Judging from the latest code, many tool classes in the concurrent package have been modified and optimized. For example , the internal implementation has been changed to the realization mode of most concurrent classes:

        private static final sun.misc.Unsafe UNSAFE;
        private static final long itemOffset;
        private static final long nextOffset;

        static {
    
    
            try {
    
    
                UNSAFE = sun.misc.Unsafe.getUnsafe();
                Class<?> k = Node.class;
                itemOffset = UNSAFE.objectFieldOffset
                    (k.getDeclaredField("item"));
                nextOffset = UNSAFE.objectFieldOffset
                    (k.getDeclaredField("next"));
            } catch (Exception e) {
    
    
                throw new Error(e);
            }
        }
    }

ABA problem

CAS operation for the ABA problem is really a headache, Java provided AtomicStampedReferenceto avoid the ABA problem by adding references to the version number.
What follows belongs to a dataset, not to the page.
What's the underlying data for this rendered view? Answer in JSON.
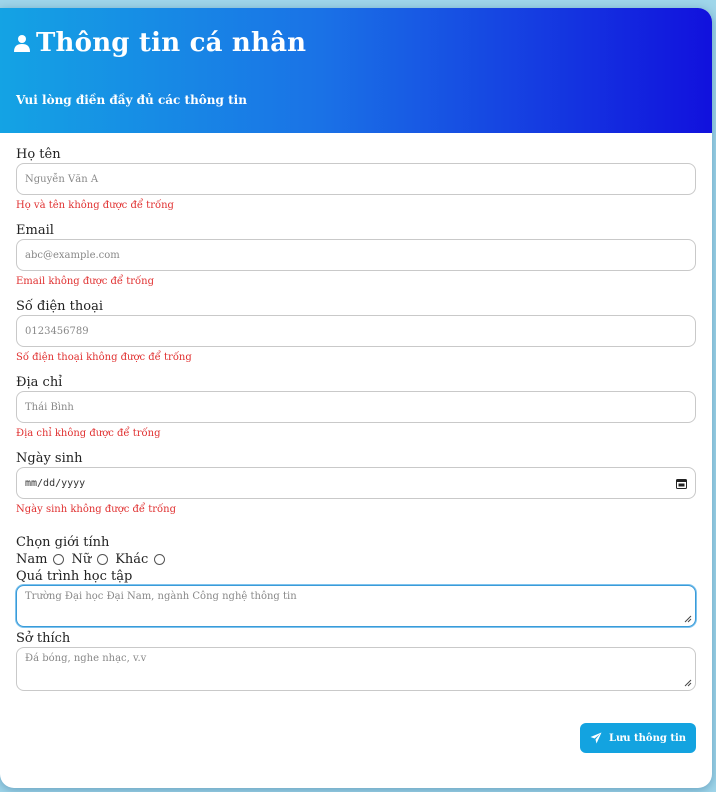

Similarly, AtomicMarkableReferenceuse the boolean type to mark whether the node is deleted to solve the ABA problem.

to sum up

Non-blocking algorithms maintain thread safety through underlying concurrency primitives (such as CAS instead of locks). These underlying primitives are exposed to the outside world through the atomic variable class.
Non-blocking algorithms are very difficult to design and implement, but they usually provide higher scalability. In the JVM upgrade process, the main improvement in concurrency performance comes from the use of non-blocking algorithms (in the JVM already in the platform library).